The take up of Hope’s food poverty services has massively increased during the covid period (3fold), and Hope itself made a handful of redundancies last year, all driven by economics, not personal factors. In general, our observation would be that whilst personal factors may play a part in some cases across the UK and locally, this growth in unemployment simply cannot be attributed to the performance of individuals at the level the 47% above believed. The idea that all Debenhams staff (to take just one example) lost their jobs because of underperformance is simply absurd. They lost them because of structural reasons, not personal ones. This makes the 47% believing it was due to personal issues like underperformance as needing further analysis.

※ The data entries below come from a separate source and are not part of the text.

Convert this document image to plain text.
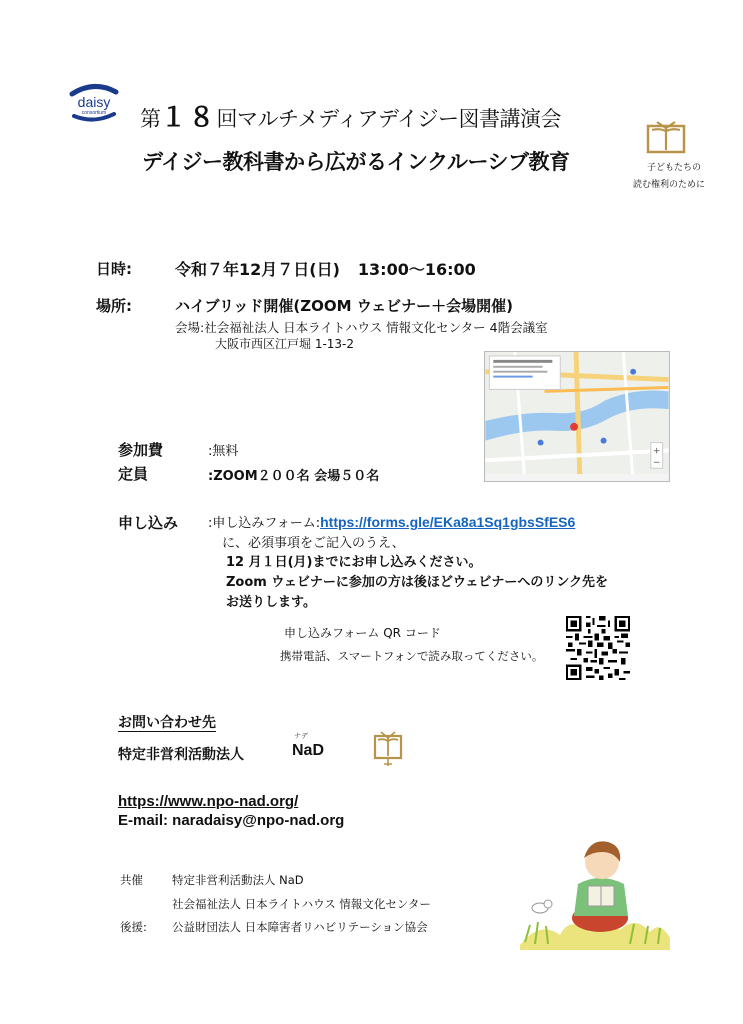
daisy
consortium 第１８回マルチメディアデイジー図書講演会
デイジー教科書から広がるインクルーシブ教育	子どもたちの
読む権利のために
日時:	令和７年12月７日(日) 13:00～16:00
場所:	ハイブリッド開催(ZOOM ウェビナー＋会場開催)
会場:社会福祉法人 日本ライトハウス 情報文化センター 4階会議室
大阪市西区江戸堀 1-13-2
+
−
参加費	:無料
定員	:ZOOM２００名 会場５０名
申し込み :申し込みフォーム:https://forms.gle/EKa8a1Sq1gbsSfES6
に、必須事項をご記入のうえ、
12 月１日(月)までにお申し込みください。
Zoom ウェビナーに参加の方は後ほどウェビナーへのリンク先を
お送りします。
申し込みフォーム QR コード
携帯電話、スマートフォンで読み取ってください。
お問い合わせ先
特定非営利活動法人
ナデ
NaD
https://www.npo-nad.org/
E-mail: naradaisy@npo-nad.org
共催	特定非営利活動法人 NaD
社会福祉法人 日本ライトハウス 情報文化センター
後援: 公益財団法人 日本障害者リハビリテーション協会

The structural view of poverty, that generally speaking is our experience, is re-inforced today by the views of the UN Special Rapporteur on Extreme Poverty and Human Rights, Olivier De Schutter:

Mr De Schutter is clear: “Poverty has often been pictured as attributable to the individual, but we should see it instead as a failure of society. To combat poverty, we should not shame or penalise people in poverty“. This structural view is also supported in the link by Church Action on Poverty.

There are clear faultlines here in public attitudes. Not all of the 47% of the public referred to above who believe there are personal reasons for unemployment are unkind, of course, in their approach to poverty: many would attribute addiction and mental health as ‘personal’ causes of unemployment and they do not lack compassion for these ‘personal’ causes. Some people in that category are supporters of Hope because they see those reasons and want to ensure that there is help available for people affected by them, as they know Hope will help people in these categories. But there are clearly many other people  who believe that people bring poverty on themselves through laziness and indolence, or some other failing, and those narratives of a ‘low-life’ population of scroungers are fuelled by some media and social media coverage.

Hope knows, in its engagement with people in poverty six days a week, that there are multiple, complex reasons for poverty. But we know that a significant chunk of people who lost their jobs because of covid lost them because of covid’s wrecking ball damage to the economy, not their own fault. Seeing them as substantially personally responsible is not a narrative we share, nor endorse. They are victims, not the cause.